In the critical path many things can matter that ordinarily don't. When working on perf improvements for Storm 1.0 release, profiling revealed hotspots in Clojure code. Adding type hints to avoid dynamic typing fixed some of these hotspots. In other places, Clojure primitives showed up as a bottleneck. These required rewriting some code in Java and invoking it from Clojure.

This was mentioned briefly here: https://hortonworks.com/blog/microbenchmarking-storm-1-0-per...

The Clojure based core has served the community well for some time. It was still powered by Disruptor (a fast Java messaging library). So there was always some back and forth between Java and Clojure.

For Storm 2.0, the Java rewrite happened first. The re-architecture work might have not happened without it (at least for the foreseeable near future)... primarily due to Java expertise being more easily available.

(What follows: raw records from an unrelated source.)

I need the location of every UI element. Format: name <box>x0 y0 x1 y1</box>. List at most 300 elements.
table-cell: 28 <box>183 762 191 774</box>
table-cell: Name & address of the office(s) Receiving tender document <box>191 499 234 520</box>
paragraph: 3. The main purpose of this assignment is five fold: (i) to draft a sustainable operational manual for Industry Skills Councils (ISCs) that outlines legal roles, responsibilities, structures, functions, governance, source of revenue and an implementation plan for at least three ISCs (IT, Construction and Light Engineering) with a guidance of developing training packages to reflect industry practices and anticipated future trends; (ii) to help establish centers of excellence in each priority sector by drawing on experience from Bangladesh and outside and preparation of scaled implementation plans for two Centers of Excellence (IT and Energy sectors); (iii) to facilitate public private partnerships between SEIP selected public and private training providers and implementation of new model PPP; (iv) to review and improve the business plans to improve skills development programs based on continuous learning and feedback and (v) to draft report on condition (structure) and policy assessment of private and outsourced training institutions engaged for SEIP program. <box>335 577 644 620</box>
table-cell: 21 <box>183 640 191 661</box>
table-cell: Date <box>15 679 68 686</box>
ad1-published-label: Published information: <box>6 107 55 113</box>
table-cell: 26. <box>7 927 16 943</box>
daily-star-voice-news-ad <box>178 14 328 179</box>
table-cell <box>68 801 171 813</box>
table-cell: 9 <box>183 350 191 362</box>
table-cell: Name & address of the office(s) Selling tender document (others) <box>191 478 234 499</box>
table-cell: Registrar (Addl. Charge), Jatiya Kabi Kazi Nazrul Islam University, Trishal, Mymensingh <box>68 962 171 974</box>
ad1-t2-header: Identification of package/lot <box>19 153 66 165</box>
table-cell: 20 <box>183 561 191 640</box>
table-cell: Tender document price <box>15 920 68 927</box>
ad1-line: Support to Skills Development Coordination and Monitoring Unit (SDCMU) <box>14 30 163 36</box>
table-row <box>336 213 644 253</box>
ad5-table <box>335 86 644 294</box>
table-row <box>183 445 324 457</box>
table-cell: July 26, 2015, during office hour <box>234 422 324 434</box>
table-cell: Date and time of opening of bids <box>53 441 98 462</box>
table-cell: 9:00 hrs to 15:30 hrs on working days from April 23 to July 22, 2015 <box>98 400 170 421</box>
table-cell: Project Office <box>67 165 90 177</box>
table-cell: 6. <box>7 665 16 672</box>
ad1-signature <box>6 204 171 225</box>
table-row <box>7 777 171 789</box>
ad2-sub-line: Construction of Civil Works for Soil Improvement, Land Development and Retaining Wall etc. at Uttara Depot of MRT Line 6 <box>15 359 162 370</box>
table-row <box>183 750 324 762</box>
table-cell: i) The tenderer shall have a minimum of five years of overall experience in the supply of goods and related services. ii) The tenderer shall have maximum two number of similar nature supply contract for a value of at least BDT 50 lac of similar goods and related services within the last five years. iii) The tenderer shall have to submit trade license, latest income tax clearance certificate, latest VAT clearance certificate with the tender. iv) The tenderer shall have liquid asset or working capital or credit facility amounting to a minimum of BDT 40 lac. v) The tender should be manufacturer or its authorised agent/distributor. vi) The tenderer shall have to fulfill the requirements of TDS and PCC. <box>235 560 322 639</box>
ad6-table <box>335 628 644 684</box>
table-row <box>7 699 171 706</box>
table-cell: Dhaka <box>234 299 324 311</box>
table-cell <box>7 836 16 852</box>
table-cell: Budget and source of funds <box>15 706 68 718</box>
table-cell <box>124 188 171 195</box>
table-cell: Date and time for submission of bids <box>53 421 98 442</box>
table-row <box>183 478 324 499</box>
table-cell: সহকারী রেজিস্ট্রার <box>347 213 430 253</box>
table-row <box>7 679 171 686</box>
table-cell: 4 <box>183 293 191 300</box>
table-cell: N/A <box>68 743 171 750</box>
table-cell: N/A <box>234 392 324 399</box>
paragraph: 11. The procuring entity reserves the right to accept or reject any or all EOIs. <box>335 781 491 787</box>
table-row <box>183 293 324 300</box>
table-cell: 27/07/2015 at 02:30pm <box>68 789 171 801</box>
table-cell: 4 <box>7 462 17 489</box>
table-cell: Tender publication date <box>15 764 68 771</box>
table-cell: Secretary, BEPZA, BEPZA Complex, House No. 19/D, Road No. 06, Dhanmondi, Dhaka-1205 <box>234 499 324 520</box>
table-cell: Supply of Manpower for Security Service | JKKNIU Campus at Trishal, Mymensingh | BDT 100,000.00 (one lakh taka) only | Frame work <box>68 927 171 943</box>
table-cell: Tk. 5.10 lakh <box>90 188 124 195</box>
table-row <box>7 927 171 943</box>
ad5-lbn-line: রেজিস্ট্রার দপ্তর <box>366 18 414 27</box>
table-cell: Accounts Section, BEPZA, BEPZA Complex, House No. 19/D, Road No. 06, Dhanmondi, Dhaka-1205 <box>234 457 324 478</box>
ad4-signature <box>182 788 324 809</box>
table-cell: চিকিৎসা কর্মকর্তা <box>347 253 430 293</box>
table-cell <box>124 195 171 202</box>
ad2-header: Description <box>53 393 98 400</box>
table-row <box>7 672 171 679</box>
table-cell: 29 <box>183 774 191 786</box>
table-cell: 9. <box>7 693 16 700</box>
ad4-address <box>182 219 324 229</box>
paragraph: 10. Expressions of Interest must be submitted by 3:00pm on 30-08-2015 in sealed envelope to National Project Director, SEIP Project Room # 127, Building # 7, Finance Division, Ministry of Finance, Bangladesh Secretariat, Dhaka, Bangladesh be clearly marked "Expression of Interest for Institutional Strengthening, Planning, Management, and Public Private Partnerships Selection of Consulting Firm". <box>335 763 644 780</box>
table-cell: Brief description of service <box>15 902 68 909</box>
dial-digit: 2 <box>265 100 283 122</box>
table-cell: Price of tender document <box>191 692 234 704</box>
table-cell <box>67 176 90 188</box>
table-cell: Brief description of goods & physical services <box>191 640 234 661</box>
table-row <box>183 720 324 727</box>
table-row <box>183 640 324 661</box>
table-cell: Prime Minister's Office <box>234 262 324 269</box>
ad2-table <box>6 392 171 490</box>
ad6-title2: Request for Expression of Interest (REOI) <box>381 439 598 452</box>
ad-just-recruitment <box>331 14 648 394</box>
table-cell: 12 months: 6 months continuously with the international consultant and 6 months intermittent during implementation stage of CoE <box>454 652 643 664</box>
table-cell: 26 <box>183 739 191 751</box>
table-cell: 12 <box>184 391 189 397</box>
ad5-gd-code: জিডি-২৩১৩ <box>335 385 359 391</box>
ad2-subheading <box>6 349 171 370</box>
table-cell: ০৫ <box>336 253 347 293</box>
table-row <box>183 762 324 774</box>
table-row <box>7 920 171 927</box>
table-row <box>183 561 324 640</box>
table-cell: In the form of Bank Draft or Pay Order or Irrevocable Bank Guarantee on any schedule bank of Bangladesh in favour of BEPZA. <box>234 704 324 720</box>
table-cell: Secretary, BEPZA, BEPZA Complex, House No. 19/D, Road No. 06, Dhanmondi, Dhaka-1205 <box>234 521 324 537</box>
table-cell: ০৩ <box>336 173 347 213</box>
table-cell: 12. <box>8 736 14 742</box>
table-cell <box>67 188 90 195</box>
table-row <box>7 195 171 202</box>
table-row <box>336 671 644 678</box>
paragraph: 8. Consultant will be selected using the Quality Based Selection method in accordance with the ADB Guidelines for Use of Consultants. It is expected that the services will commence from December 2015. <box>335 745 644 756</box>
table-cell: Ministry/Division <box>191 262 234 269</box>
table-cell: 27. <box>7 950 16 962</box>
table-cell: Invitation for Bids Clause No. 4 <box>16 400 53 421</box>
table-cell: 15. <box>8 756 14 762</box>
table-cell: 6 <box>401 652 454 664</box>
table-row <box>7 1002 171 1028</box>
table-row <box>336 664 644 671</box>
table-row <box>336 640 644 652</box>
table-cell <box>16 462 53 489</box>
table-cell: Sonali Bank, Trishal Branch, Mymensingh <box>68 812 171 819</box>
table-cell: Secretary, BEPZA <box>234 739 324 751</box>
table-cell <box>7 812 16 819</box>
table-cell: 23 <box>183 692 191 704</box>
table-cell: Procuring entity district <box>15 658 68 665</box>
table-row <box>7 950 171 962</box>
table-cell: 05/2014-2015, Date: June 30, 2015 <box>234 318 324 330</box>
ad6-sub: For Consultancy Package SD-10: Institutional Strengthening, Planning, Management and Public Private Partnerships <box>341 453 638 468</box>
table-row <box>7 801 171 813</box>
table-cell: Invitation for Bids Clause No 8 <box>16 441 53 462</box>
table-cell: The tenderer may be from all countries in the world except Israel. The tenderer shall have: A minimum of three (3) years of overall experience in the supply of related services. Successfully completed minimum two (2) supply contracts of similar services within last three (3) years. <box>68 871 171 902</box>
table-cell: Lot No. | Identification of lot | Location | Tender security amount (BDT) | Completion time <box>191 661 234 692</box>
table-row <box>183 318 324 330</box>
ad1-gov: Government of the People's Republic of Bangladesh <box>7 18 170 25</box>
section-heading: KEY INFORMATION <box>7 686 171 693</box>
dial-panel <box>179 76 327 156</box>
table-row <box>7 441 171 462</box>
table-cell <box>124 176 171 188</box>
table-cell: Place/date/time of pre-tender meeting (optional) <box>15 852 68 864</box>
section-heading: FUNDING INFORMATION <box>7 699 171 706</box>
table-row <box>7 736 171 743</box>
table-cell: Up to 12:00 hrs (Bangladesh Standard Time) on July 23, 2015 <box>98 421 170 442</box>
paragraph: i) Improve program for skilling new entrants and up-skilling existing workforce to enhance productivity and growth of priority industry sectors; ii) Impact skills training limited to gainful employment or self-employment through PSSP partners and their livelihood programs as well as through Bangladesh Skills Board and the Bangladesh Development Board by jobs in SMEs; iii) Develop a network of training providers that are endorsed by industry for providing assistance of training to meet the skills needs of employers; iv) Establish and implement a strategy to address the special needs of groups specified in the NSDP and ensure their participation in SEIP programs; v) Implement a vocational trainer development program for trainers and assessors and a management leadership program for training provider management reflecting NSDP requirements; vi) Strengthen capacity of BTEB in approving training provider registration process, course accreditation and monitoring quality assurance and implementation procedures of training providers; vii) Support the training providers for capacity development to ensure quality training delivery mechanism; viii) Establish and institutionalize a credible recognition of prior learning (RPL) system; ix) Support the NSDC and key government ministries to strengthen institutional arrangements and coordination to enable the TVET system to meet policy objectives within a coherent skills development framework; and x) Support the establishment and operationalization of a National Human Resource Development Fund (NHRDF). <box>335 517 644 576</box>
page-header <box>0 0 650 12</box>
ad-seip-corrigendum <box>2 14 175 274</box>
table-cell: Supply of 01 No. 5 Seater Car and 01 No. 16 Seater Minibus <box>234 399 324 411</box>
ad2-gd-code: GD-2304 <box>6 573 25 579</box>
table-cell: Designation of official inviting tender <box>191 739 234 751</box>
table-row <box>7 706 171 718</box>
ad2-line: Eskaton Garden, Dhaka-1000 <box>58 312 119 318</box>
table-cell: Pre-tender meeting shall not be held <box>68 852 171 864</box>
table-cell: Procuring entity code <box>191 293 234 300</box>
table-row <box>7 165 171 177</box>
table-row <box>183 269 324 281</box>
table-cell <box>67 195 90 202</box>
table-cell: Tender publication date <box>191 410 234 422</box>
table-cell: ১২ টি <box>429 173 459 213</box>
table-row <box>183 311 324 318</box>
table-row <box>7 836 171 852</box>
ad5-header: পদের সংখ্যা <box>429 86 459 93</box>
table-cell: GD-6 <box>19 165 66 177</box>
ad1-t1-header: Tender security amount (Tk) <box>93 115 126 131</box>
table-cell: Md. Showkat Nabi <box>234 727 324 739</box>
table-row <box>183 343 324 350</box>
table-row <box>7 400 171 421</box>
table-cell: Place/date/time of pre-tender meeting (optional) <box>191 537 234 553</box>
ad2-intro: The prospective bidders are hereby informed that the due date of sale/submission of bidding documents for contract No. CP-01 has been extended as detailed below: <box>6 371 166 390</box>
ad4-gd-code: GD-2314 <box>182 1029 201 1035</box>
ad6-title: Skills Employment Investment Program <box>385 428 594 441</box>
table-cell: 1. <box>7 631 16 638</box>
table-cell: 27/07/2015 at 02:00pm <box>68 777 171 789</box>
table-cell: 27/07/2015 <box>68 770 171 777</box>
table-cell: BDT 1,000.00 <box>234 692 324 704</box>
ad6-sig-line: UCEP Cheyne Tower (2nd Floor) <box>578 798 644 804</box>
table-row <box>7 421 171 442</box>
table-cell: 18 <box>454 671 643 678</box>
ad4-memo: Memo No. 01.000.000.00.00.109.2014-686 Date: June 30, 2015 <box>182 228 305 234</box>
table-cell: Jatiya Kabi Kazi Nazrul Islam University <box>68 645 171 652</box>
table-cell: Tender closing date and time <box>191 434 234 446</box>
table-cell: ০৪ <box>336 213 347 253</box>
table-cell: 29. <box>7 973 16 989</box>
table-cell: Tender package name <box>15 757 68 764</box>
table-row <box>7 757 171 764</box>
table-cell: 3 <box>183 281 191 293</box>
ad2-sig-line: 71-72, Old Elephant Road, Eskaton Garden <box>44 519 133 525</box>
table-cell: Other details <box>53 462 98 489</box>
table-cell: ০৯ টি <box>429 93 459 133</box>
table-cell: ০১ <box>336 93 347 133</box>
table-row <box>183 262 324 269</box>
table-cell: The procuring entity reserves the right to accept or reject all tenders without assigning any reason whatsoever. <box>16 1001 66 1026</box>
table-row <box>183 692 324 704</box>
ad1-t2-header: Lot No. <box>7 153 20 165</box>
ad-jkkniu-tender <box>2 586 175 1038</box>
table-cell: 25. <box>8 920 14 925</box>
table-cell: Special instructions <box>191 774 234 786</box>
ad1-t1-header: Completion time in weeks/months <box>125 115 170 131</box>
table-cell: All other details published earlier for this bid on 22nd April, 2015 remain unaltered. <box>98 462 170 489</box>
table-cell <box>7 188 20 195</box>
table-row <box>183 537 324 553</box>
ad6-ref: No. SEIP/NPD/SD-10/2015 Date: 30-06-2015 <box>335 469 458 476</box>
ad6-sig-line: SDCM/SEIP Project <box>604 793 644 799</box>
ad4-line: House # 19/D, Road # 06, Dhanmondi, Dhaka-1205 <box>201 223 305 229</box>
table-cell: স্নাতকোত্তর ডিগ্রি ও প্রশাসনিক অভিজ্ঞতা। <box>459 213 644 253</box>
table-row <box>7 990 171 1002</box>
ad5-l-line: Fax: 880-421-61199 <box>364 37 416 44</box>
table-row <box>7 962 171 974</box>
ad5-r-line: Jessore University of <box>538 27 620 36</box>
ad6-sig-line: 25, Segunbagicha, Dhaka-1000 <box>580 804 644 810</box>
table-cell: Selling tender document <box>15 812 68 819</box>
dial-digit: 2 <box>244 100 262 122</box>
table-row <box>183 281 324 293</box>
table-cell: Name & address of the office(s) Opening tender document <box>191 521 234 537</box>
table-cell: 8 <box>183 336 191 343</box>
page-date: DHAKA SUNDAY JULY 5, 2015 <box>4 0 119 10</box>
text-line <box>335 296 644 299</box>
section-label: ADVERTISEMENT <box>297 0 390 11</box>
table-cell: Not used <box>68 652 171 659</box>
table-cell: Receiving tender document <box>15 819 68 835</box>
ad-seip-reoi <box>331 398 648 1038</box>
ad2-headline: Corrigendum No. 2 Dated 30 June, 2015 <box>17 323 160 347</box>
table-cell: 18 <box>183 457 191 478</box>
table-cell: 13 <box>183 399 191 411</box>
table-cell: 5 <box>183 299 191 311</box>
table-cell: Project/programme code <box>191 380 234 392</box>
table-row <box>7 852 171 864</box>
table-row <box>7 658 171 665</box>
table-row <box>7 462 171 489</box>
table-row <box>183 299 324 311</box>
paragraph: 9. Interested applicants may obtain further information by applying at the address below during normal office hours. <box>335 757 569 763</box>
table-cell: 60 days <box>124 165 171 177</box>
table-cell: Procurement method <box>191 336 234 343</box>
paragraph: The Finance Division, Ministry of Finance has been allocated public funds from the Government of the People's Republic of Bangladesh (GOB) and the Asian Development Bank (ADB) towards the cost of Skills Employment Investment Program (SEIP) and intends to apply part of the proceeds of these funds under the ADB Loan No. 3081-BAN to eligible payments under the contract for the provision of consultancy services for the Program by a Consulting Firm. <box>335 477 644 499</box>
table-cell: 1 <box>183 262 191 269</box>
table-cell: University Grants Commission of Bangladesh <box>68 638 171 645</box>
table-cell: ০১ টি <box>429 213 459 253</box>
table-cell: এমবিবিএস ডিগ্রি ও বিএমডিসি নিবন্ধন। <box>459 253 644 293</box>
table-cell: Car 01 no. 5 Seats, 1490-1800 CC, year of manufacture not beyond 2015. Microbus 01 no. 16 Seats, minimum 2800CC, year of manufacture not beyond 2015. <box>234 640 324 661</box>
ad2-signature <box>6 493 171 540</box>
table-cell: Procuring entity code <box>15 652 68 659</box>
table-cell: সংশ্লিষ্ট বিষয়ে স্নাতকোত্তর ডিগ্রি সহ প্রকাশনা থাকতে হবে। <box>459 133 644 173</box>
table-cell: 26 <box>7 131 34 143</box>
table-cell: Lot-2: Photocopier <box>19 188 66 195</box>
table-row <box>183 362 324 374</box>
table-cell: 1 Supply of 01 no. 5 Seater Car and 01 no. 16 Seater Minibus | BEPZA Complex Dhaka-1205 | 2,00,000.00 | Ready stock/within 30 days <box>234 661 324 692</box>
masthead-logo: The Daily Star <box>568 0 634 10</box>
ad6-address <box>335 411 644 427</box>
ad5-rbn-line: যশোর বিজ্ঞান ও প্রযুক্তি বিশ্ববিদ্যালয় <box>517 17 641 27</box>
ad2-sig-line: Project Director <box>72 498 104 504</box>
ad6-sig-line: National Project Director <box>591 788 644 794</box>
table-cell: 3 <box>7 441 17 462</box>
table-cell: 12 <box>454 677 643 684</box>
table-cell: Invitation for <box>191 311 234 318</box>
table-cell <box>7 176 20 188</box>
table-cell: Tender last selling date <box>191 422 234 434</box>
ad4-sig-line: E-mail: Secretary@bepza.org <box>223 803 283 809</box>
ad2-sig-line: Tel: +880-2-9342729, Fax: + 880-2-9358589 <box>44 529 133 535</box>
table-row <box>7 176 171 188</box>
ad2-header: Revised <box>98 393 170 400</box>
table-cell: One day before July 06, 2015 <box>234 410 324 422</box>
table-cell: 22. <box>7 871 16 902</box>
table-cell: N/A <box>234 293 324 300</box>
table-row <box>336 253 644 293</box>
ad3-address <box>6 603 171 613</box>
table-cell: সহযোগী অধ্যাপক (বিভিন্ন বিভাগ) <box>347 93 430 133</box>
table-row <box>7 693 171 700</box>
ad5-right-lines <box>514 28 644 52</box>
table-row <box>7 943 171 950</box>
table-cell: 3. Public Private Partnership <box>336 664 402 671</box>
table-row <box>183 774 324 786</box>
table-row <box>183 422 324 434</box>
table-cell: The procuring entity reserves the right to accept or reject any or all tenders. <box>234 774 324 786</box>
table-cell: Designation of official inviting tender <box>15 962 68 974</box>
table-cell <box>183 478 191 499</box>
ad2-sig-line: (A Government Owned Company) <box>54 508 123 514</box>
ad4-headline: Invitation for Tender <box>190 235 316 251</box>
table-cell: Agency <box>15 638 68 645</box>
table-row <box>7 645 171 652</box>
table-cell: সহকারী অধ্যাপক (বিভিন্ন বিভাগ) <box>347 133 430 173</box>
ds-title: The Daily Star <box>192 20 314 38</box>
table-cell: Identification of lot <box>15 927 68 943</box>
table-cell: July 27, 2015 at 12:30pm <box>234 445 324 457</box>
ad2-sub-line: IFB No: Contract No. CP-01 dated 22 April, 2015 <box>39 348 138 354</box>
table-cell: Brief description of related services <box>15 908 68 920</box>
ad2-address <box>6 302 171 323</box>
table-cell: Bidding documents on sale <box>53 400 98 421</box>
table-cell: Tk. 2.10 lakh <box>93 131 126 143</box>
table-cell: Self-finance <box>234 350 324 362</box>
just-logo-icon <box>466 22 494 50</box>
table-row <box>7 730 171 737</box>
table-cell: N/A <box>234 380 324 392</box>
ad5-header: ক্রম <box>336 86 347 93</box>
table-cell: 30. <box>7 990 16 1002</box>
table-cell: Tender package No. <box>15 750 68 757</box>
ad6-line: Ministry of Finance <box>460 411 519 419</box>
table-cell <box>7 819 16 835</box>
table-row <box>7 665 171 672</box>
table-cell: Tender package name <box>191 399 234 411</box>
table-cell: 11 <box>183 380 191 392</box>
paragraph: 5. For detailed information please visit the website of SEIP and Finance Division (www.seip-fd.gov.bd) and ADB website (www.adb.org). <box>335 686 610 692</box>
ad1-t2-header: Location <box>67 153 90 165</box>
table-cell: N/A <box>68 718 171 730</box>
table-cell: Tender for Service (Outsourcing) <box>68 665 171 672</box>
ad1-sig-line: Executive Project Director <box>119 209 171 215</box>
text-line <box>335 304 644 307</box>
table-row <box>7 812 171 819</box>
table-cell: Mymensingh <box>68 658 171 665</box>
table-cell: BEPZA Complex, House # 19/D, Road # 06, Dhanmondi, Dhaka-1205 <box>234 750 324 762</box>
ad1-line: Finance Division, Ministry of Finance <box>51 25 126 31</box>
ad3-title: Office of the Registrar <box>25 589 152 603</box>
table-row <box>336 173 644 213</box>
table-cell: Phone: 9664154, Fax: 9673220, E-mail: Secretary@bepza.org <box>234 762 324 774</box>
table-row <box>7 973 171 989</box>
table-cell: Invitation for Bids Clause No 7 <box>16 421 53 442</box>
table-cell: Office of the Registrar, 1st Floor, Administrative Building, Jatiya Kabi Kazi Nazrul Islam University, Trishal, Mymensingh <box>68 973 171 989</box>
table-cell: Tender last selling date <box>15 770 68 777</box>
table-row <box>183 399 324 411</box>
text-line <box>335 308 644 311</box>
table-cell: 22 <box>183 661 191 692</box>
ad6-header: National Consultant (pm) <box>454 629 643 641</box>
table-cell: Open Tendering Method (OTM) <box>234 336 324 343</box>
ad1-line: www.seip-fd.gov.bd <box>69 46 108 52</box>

Is this true or false? I don't understand the downvotes.
While it is true that Java is statically typed and Clojure is dynamically typed it is perhaps one of the less important differences between the two languages. If you in fact would like to add a static type system on top of Clojure there is a way to do that: Typed Clojure.

https://typedclojure.org/

I'm not going to downvote the comment, but I think the "statically typed" argument is fantastically overrated. I spent years of my life coding in Java and C# and other years of my life writing Clojure, Python, Ruby, and Elixir code. I've never once thought to myself of the latter, "Damn! This would be so much better if I could have static types." It has literally never, not once, ever been an issue for me.
Many people disagree with "the reason to choose Java".